No sul do Egito, uma jovem me disse uma vez: “Ser jornalista em um jornal local me deu a oportunidade de descobrir e afirmar quem eu sou. O que é a minha comunidade e o que ela precisa. Não ser informada sobre quem somos e quem devemos ser.” À medida que nos aproximamos do World News Day, lembro-me do ditado “a democracia é local” (Thomas Jefferson, lá atrás); o trabalho dos jornalistas em suas comunidades é nada menos do que uma expressão de agência, cidadania e empoderamento que são os pilares da democracia.
Todos concentram sua atenção em eleições, grandes eventos e mudanças importantes ao considerar a viabilidade de ações para promover a democracia.
Mas, de onde eu vejo, é o trabalho árduo e diário de cidadania em pequena escala que pode, eventualmente, construir um entendimento sustentável e um compromisso com uma democracia eficaz e inclusiva. E o trabalho desses jornalistas comprometidos, que vão todos os dias relatar para e sobre suas comunidades, é central para esse processo.
Esse não é um trabalho fácil. Construir, gerenciar e sustentar um jornalismo local e de serviço público capaz de desempenhar papéis críticos no apoio às suas comunidades é, na maioria das vezes, uma tarefa ingrata. Em todo o mundo, o dinheiro secou, pois o negócio do jornalismo foi ameaçado pelas grandes empresas de tecnologia. Empregos foram cortados, a qualidade foi comprometida, os recursos são fragmentados e o valor do jornalismo é constantemente contestado.
O fechamento de espaços de informação está cada vez mais arriscado. Basta olhar para os últimos onze meses em Gaza, onde Israel matou um número sem precedentes de jornalistas com impunidade. O último levantamento do J documenta pelo menos 116 jornalistas mortos nesta guerra. E não são apenas vidas que estamos perdendo; também é credibilidade. “Cuidado, se você continuar mentindo, vai crescer e se tornar um jornalista da CNN”, ironizou um meme popular em árabe no início do massacre contra os palestinos em Gaza. E havia variações: jornalista da BBC, etc. A confiança na imparcialidade e nos padrões da mídia ocidental foi severamente testada, e não apenas no mundo árabe, trazendo de volta os fantasmas da cobertura pós-11 de setembro, da Guerra do Iraque e até mesmo da cobertura de Trump e das eleições nos EUA.
E parece que as próprias pessoas que pretendemos servir também estão cada vez mais desiludidas com as campanhas de desinformação e desconfiança e a evasão da audiência são realidades diárias.

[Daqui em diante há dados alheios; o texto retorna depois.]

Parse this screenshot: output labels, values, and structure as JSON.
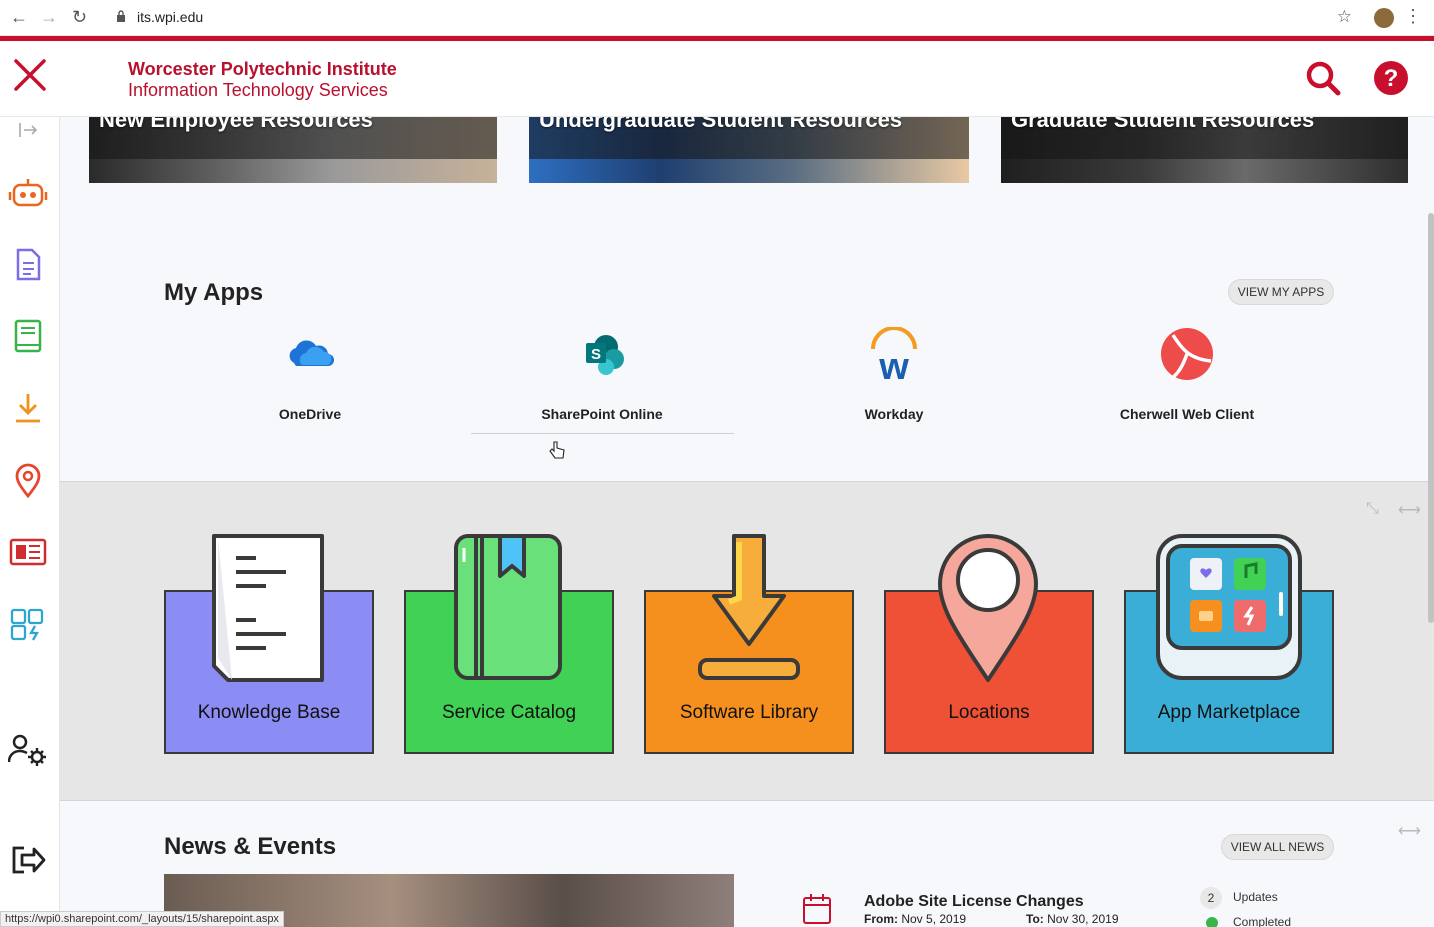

Sabemos, pelo nosso trabalho no coração das comunidades e pelas tendências perturbadoras que acompanharam o declínio do jornalismo local, que o jornalismo independente é fundamental para explorar e defender a verdade. “É um trabalho muito difícil”, confidencia um jornalista enquanto enxugava o suor da testa em um campo onde reportava sobre as dificuldades dos agricultores no Egito. E, no entanto, ele se manteve firme e, porque o fez, sua comunidade pôde encontrar informações confiáveis e tomar decisões informadas sobre suas vidas diárias. Ele não é uma figura reconhecida internacionalmente, as pessoas raramente conhecem o trabalho de base. Mas seu trabalho encarna a essência do que é o jornalismo – um ato de serviço.
Vivemos na pele os perigos para a democracia causados pela perda da mídia independente – especialmente a local. Agora estamos confiantes de que a sobrevivência de um setor midiático diversificado e competente é um pilar essencial na busca por humanidade e liberdade.
Não podemos mais ter dúvidas sobre a ameaça que os monopólios das grandes empresas de tecnologia representam para nossa profissão e podemos pensar com clareza sobre o valor que o jornalismo traz para a sociedade e onde precisamos nos reerguer e estabelecer limites.
Os exemplos daqueles que aproveitam este momento estão por aí: veículos de mídia de propriedade de jornalistas para alguns, gráficas e produtos impressos para outros, engajamento comunitário para muitos – e isso é apenas uma parte do que está sendo feito.
O resto depende de vocês: nossas audiências e comunidades. Digam-nos o que vocês precisam. Apoiem organizações de notícias que priorizam o bom jornalismo e o serviço público. Façam escolhas bem informadas em relação ao que consomem na mídia. Porque apenas juntos podemos construir um ecossistema jornalístico próspero e responsivo, em apoio à justiça e à verdade.
Este artigo foi produzido como parte da campanha World News Day para destacar a importância do jornalismo.